Step 6: Post-incident (within 48h)

Write a post-mortem:

  • What broke (1 paragraph)
  • Why it broke (root cause — not "human error", but the system that allowed the human error)
  • How long it lasted (timeline)
  • What we'll change (concrete action items with owners + deadlines)

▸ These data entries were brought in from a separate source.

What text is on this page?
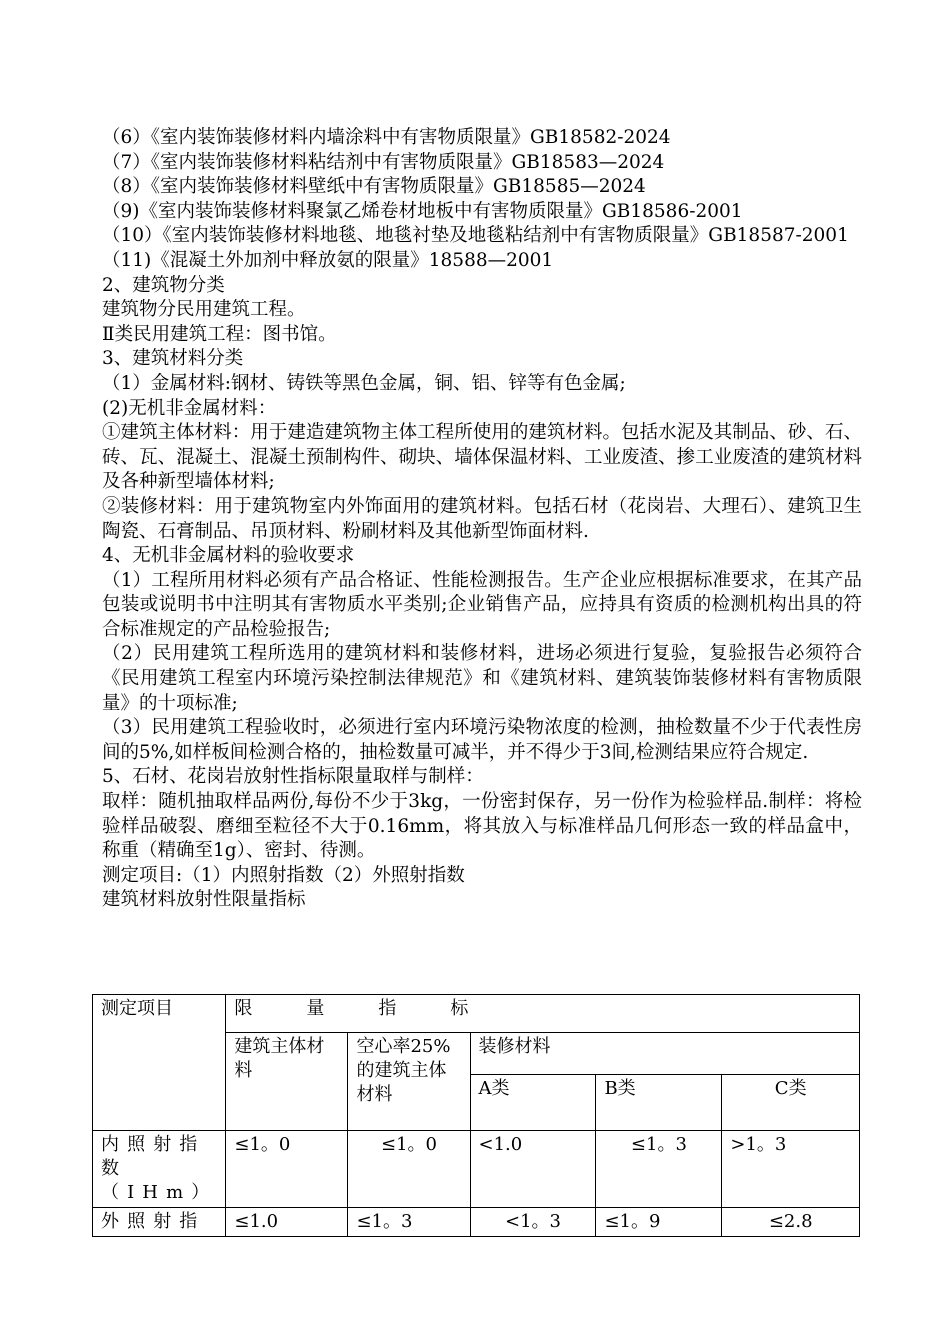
（6）《室内装饰装修材料内墙涂料中有害物质限量》GB18582-2024
（7）《室内装饰装修材料粘结剂中有害物质限量》GB18583—2024
（8）《室内装饰装修材料壁纸中有害物质限量》GB18585—2024
（9)《室内装饰装修材料聚氯乙烯卷材地板中有害物质限量》GB18586-2001
（10）《室内装饰装修材料地毯、地毯衬垫及地毯粘结剂中有害物质限量》GB18587-2001
（11)《混凝土外加剂中释放氨的限量》18588—2001
2、建筑物分类
建筑物分民用建筑工程。
Ⅱ类民用建筑工程：图书馆。
3、建筑材料分类
（1）金属材料:钢材、铸铁等黑色金属，铜、铝、锌等有色金属;
(2)无机非金属材料：
①建筑主体材料：用于建造建筑物主体工程所使用的建筑材料。包括水泥及其制品、砂、石、砖、瓦、混凝土、混凝土预制构件、砌块、墙体保温材料、工业废渣、掺工业废渣的建筑材料及各种新型墙体材料;
②装修材料：用于建筑物室内外饰面用的建筑材料。包括石材（花岗岩、大理石）、建筑卫生陶瓷、石膏制品、吊顶材料、粉刷材料及其他新型饰面材料.
4、无机非金属材料的验收要求
（1）工程所用材料必须有产品合格证、性能检测报告。生产企业应根据标准要求，在其产品包装或说明书中注明其有害物质水平类别;企业销售产品，应持具有资质的检测机构出具的符合标准规定的产品检验报告;
（2）民用建筑工程所选用的建筑材料和装修材料，进场必须进行复验，复验报告必须符合《民用建筑工程室内环境污染控制法律规范》和《建筑材料、建筑装饰装修材料有害物质限量》的十项标准;
（3）民用建筑工程验收时，必须进行室内环境污染物浓度的检测，抽检数量不少于代表性房间的5%,如样板间检测合格的，抽检数量可减半，并不得少于3间,检测结果应符合规定.
5、石材、花岗岩放射性指标限量取样与制样：
取样：随机抽取样品两份,每份不少于3kg，一份密封保存，另一份作为检验样品.制样：将检验样品破裂、磨细至粒径不大于0.16mm，将其放入与标准样品几何形态一致的样品盒中，称重（精确至1g）、密封、待测。
测定项目:（1）内照射指数（2）外照射指数
建筑材料放射性限量指标
测定项目	限　　　量　　　指　　　标				
	建筑主体材料	空心率25%的建筑主体材料	装修材料		
			A类	B类	C类
内照射指数（IHm）	≤1。0	≤1。0	<1.0	≤1。3	>1。3
外照射指	≤1.0	≤1。3	<1。3	≤1。9	≤2.8
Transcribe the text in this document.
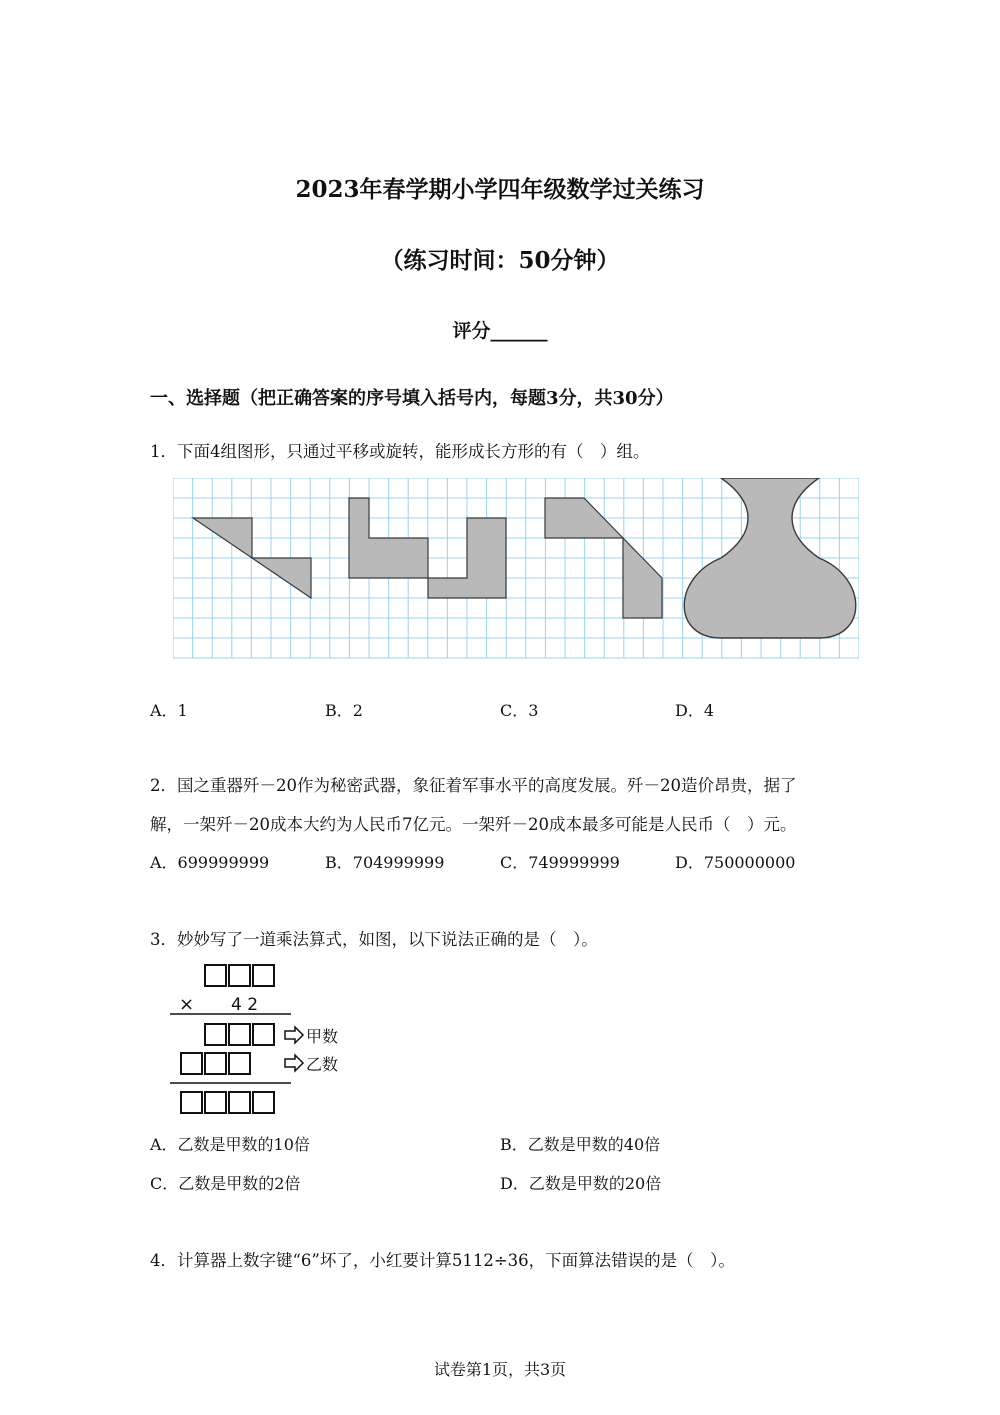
2023年春学期小学四年级数学过关练习
（练习时间：50分钟）
评分______
一、选择题（把正确答案的序号填入括号内，每题3分，共30分）
1．下面4组图形，只通过平移或旋转，能形成长方形的有（　）组。
A．1	B．2	C．3	D．4
2．国之重器歼－20作为秘密武器，象征着军事水平的高度发展。歼－20造价昂贵，据了
解，一架歼－20成本大约为人民币7亿元。一架歼－20成本最多可能是人民币（　）元。
A．699999999	B．704999999	C．749999999	D．750000000
3．妙妙写了一道乘法算式，如图，以下说法正确的是（　）。
× 4 2
甲数
乙数
A．乙数是甲数的10倍	B．乙数是甲数的40倍
C．乙数是甲数的2倍	D．乙数是甲数的20倍
4．计算器上数字键“6”坏了，小红要计算5112÷36，下面算法错误的是（　）。
试卷第1页，共3页
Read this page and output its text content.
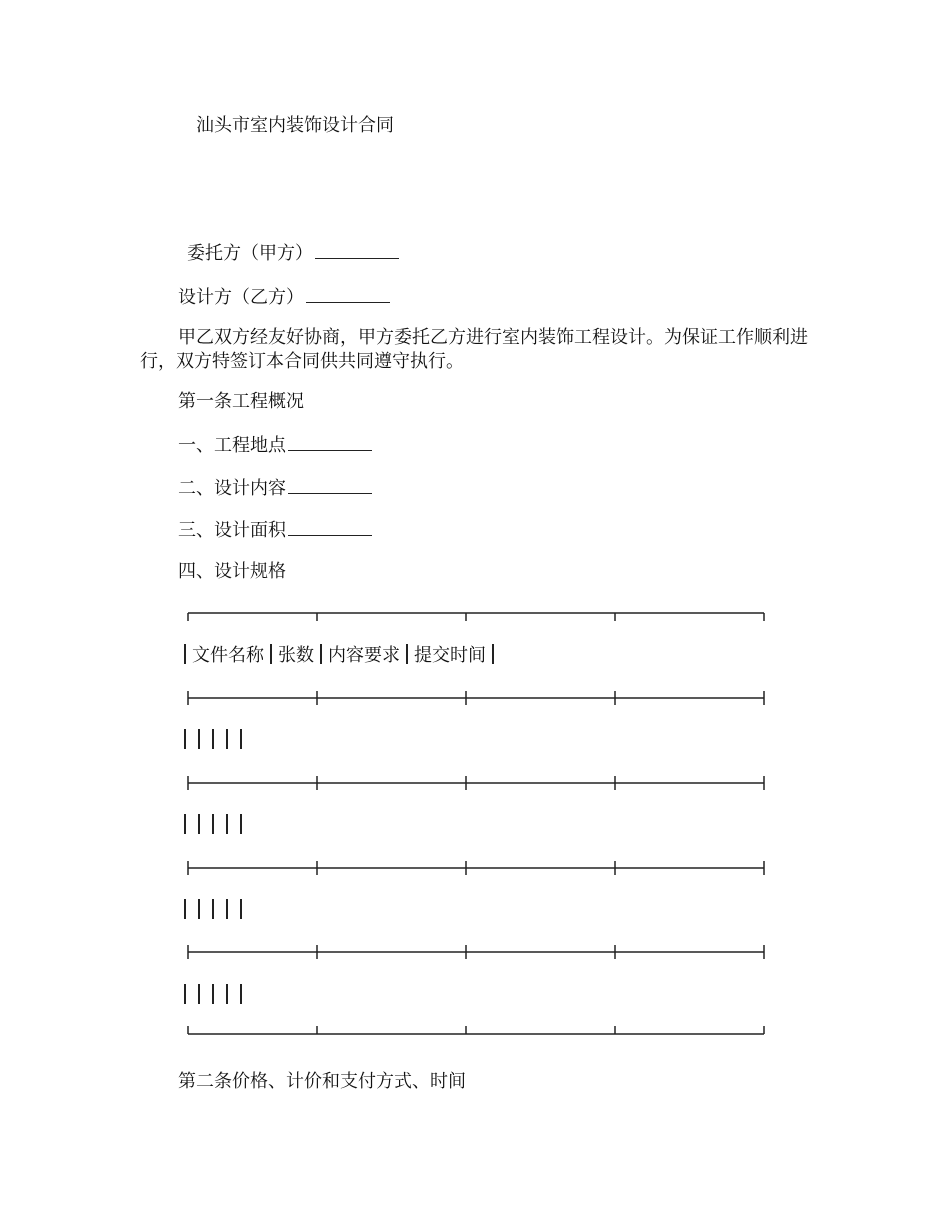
汕头市室内装饰设计合同
委托方（甲方）
设计方（乙方）
甲乙双方经友好协商，甲方委托乙方进行室内装饰工程设计。为保证工作顺利进行，双方特签订本合同供共同遵守执行。
第一条工程概况
一、工程地点
二、设计内容
三、设计面积
四、设计规格
文件名称 张数 内容要求 提交时间
第二条价格、计价和支付方式、时间
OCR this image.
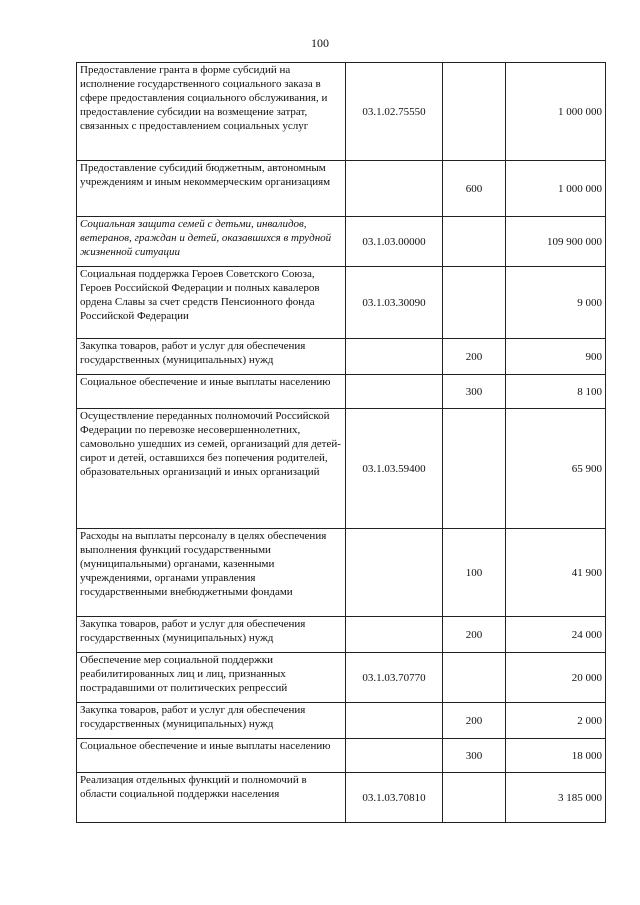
100
Предоставление гранта в форме субсидий на исполнение государственного социального заказа в сфере предоставления социального обслуживания, и предоставление субсидии на возмещение затрат, связанных с предоставлением социальных услуг	03.1.02.75550		1 000 000
Предоставление субсидий бюджетным, автономным учреждениям и иным некоммерческим организациям		600	1 000 000
Социальная защита семей с детьми, инвалидов, ветеранов, граждан и детей, оказавшихся в трудной жизненной ситуации	03.1.03.00000		109 900 000
Социальная поддержка Героев Советского Союза, Героев Российской Федерации и полных кавалеров ордена Славы за счет средств Пенсионного фонда Российской Федерации	03.1.03.30090		9 000
Закупка товаров, работ и услуг для обеспечения государственных (муниципальных) нужд		200	900
Социальное обеспечение и иные выплаты населению		300	8 100
Осуществление переданных полномочий Российской Федерации по перевозке несовершеннолетних, самовольно ушедших из семей, организаций для детей-сирот и детей, оставшихся без попечения родителей, образовательных организаций и иных организаций	03.1.03.59400		65 900
Расходы на выплаты персоналу в целях обеспечения выполнения функций государственными (муниципальными) органами, казенными учреждениями, органами управления государственными внебюджетными фондами		100	41 900
Закупка товаров, работ и услуг для обеспечения государственных (муниципальных) нужд		200	24 000
Обеспечение мер социальной поддержки реабилитированных лиц и лиц, признанных пострадавшими от политических репрессий	03.1.03.70770		20 000
Закупка товаров, работ и услуг для обеспечения государственных (муниципальных) нужд		200	2 000
Социальное обеспечение и иные выплаты населению		300	18 000
Реализация отдельных функций и полномочий в области социальной поддержки населения	03.1.03.70810		3 185 000
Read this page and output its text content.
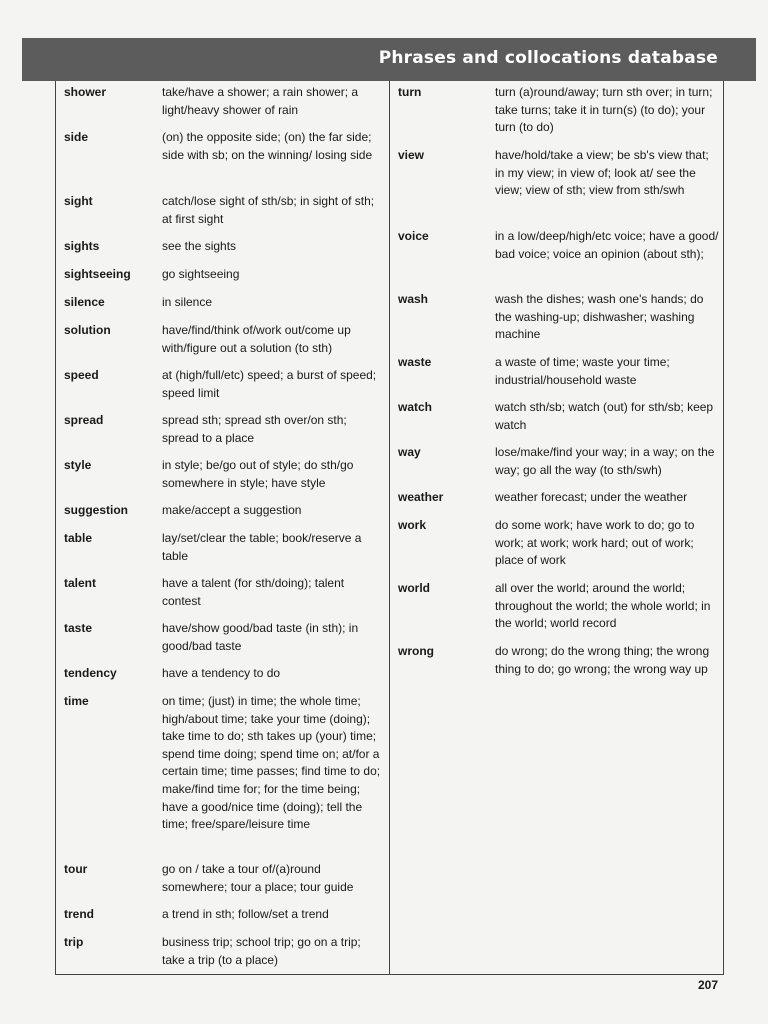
Phrases and collocations database
shower	take/have a shower; a rain shower; a light/heavy shower of rain
side	(on) the opposite side; (on) the far side; side with sb; on the winning/ losing side
sight	catch/lose sight of sth/sb; in sight of sth; at first sight
sights	see the sights
sightseeing	go sightseeing
silence	in silence
solution	have/find/think of/work out/come up with/figure out a solution (to sth)
speed	at (high/full/etc) speed; a burst of speed; speed limit
spread	spread sth; spread sth over/on sth; spread to a place
style	in style; be/go out of style; do sth/go somewhere in style; have style
suggestion	make/accept a suggestion
table	lay/set/clear the table; book/reserve a table
talent	have a talent (for sth/doing); talent contest
taste	have/show good/bad taste (in sth); in good/bad taste
tendency	have a tendency to do
time	on time; (just) in time; the whole time; high/about time; take your time (doing); take time to do; sth takes up (your) time; spend time doing; spend time on; at/for a certain time; time passes; find time to do; make/find time for; for the time being; have a good/nice time (doing); tell the time; free/spare/leisure time
tour	go on / take a tour of/(a)round somewhere; tour a place; tour guide
trend	a trend in sth; follow/set a trend
trip	business trip; school trip; go on a trip; take a trip (to a place)
turn	turn (a)round/away; turn sth over; in turn; take turns; take it in turn(s) (to do); your turn (to do)
view	have/hold/take a view; be sb's view that; in my view; in view of; look at/ see the view; view of sth; view from sth/swh
voice	in a low/deep/high/etc voice; have a good/ bad voice; voice an opinion (about sth);
wash	wash the dishes; wash one's hands; do the washing-up; dishwasher; washing machine
waste	a waste of time; waste your time; industrial/household waste
watch	watch sth/sb; watch (out) for sth/sb; keep watch
way	lose/make/find your way; in a way; on the way; go all the way (to sth/swh)
weather	weather forecast; under the weather
work	do some work; have work to do; go to work; at work; work hard; out of work; place of work
world	all over the world; around the world; throughout the world; the whole world; in the world; world record
wrong	do wrong; do the wrong thing; the wrong thing to do; go wrong; the wrong way up
207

Add the post-mortem as a CHANGELOG entry under ## [DATE] Incident: <short title>.

Common scenarios

"Site is slow"

  • Check Cloud SQL for slow queries (SELECT query, mean_time, calls FROM pg_stat_statements ORDER BY mean_time DESC LIMIT 20)
  • Look for missing indexes — EXPLAIN ANALYZE on the slow query
  • Check Cloud Run CPU + memory in the GCP console → if pegged, scale up --cpu or --memory

"Login is broken"

  • Check /api/auth/consumer-login directly with curl
  • Check JWT_SECRET hasn't been rotated mid-flight (would invalidate all sessions)
  • Check Cloud SQL is reachable

"I can't deploy"

  • See gh run view <run-id> --log-failed
  • Common: tsconfig exclude missing for a new mobile-only file → see Deploy

"Payment confirmed but no order created"

  • The order is created in /api/payments/callback (PhonePe webhook) — check Cloud Run logs for the callback
  • If webhook didn't arrive: check PhonePe dashboard for delivery status
  • Cleanup cron at /api/payments/cleanup auto-cancels stuck payments after 5 min

"Sentry isn't catching errors"

  • Check NEXT_PUBLIC_SENTRY_DSN and SENTRY_DSN are both set on Cloud Run
  • Sentry is no-op safe — empty DSN = silently disabled; no error, just no data

What NEVER to do during an incident

  • ❌ Push a "quick fix" to production without code review (push to a branch, deploy that revision via gcloud, then PR)
  • ❌ Run a destructive SQL on prod without a transaction + tested rollback
  • ❌ Change an env var via the GCP console UI (ephemeral on next deploy — use gcloud command)
  • ❌ Restart Cloud Run "to clear cache" (Cloud Run is stateless; restarting just adds a cold-start)

Contact escalation

  • Level 1: Whoever's on the on-call rotation
  • Level 2: CTO / engineering lead
  • Level 3: Founder

There's no formal on-call rotation pre-launch — it's siddu. Set one up in the first month post-launch.